|
|
Caz dinleyen obsesif polis
Televizyonların yeni dizisi Monk, klasik bir polisiye gibi görünüyor ama takıntılı, titiz, ölen karısına bağlı eski dedektifin hikâyesi Hıristiyan keşişlerden Macbeth'e ve Thelonious Monk şarkılarına kadar gidiyor.
Televizyonda yeni başlayan bir dizi önce tedirginlik yaratır, sonra merak ve en sonunda da bağımlılık gelir. Tersi olması da olası ama bu Monk için asla söz konusu olamaz. İlk bölümü ABD'de 2002'de biz de ise 2006'da yayınlanmaya başladığında obsesif kompülsif (kişinin rahatsız olduğu düşüncelerden sonra kendisini yinelediği alışkanlıklardan alıkoyamaması) eski polis Adrian Monk'un olay mahalline geldiği an cinayeti kimin işlediğini keşfetmesi ve nasıl yaptığı üzerine kafa yorması dikkat çekmişti. Tabii, simetri hastalığı, (hayatında tek simetrik olmayan şey ölen karısının ayaklarını uzatırken kullandığı sehpadır) titizliği, zorda kalmadıkça kimseyle tokalaşmaması, asansörde yalnız kalmaktan ve çocuklardan, özellikle hasta çocuklardan korkması gibi özellikleri de eğlenceli bir karakterle karşı karşıya olduğumuzun işaretiydi.

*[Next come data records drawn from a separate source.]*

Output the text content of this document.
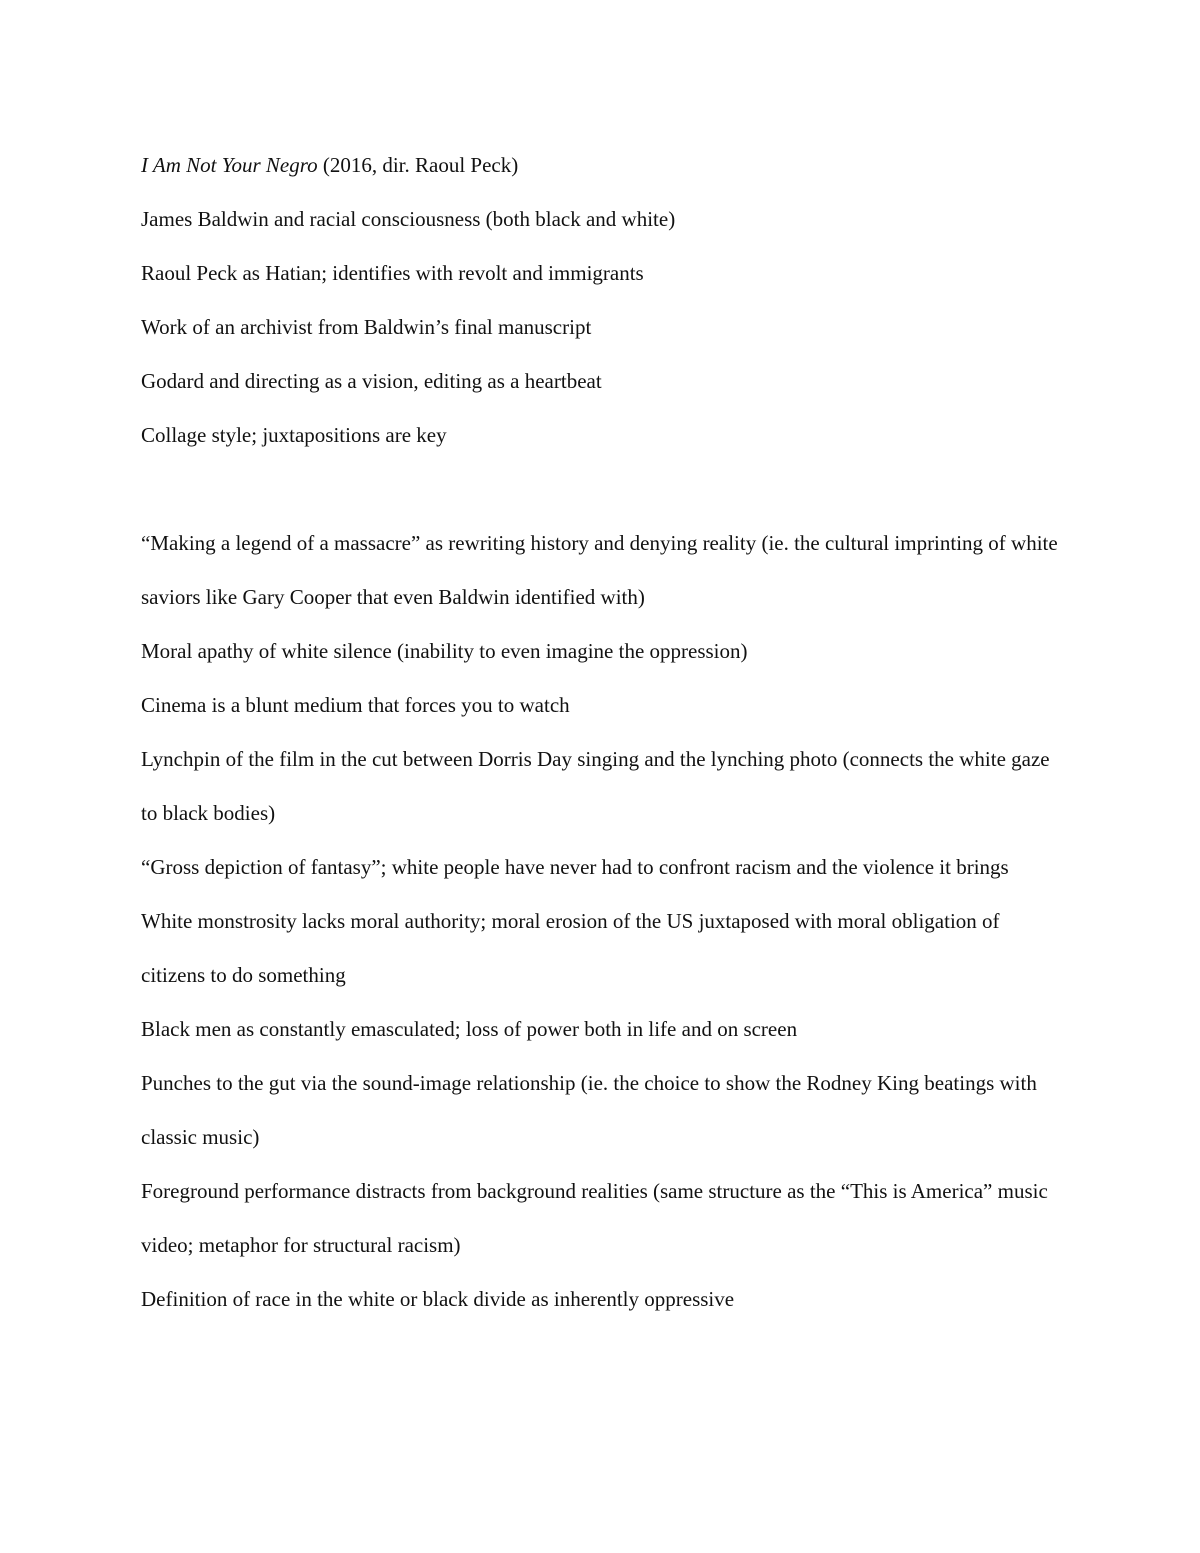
I Am Not Your Negro (2016, dir. Raoul Peck)

James Baldwin and racial consciousness (both black and white)

Raoul Peck as Hatian; identifies with revolt and immigrants

Work of an archivist from Baldwin’s final manuscript

Godard and directing as a vision, editing as a heartbeat

Collage style; juxtapositions are key

“Making a legend of a massacre” as rewriting history and denying reality (ie. the cultural imprinting of white saviors like Gary Cooper that even Baldwin identified with)

Moral apathy of white silence (inability to even imagine the oppression)

Cinema is a blunt medium that forces you to watch

Lynchpin of the film in the cut between Dorris Day singing and the lynching photo (connects the white gaze to black bodies)

“Gross depiction of fantasy”; white people have never had to confront racism and the violence it brings

White monstrosity lacks moral authority; moral erosion of the US juxtaposed with moral obligation of citizens to do something

Black men as constantly emasculated; loss of power both in life and on screen

Punches to the gut via the sound-image relationship (ie. the choice to show the Rodney King beatings with classic music)

Foreground performance distracts from background realities (same structure as the “This is America” music video; metaphor for structural racism)

Definition of race in the white or black divide as inherently oppressive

MONK'UN ÇÖZÜM PLANI Yardımcısı Sharona olmadıkça sokağa dahi çıkamayan Adrian, olaylar hakkında sürekli yanılan klasik iki dedektif ve giderek şüphecilikte Monk'a benzemeye başlayan yardımcısıyla olay mahalline gelir. Bu, dizinin bir nevi serim aşamasıdır, sonra Monk olay mahallini inceler, cinayeti işleyenin boyu bosu hakkında fikir verir ve dizi Monk'un haklılığıyla sonuçlanır. O aşamada (Hercule Poirot ya da Sherlock Holmes'un açıklamaları gibi) cinayetin nasıl işlendiğini Monk'un ağzından duyarız. Yine de Monk, asla klasik bir polisiye dizi değil. Bir kere Monk sözcük olarak, dünyevi zevkleri reddeden bir keşiş anlamına geliyor. Zaten Adrian'ın hayatı da karısının öldürülmesinden sonra bir keşişin hayatına dönüşmüş durumda. Yine onun obsesif davranışlarının yaratıcı bir erdeme dönüşmesi (Dizide sık sık kendini tutamadığını söyler.) Shakespeare'in Macbeth'ine bir göndermedir (Lady Macbeth de işlenen cinayetten sonra kendini tutamayarak sürekli elini yıkar). Karısı Trudy'nin mezarı başında klarnet çalması (Thelonious Monk'a bir selam mahiyetindedir) ve Thelonious şarkıları müzik ve psikiyatri bahsinin açılmasına vesile olmuştur. Bütün bunlar düşünüldüğünde televizyonlarımızın yeni konuğu Monk'un asla bir klasik polisiye dizisi olmadığı ortaya çıkar.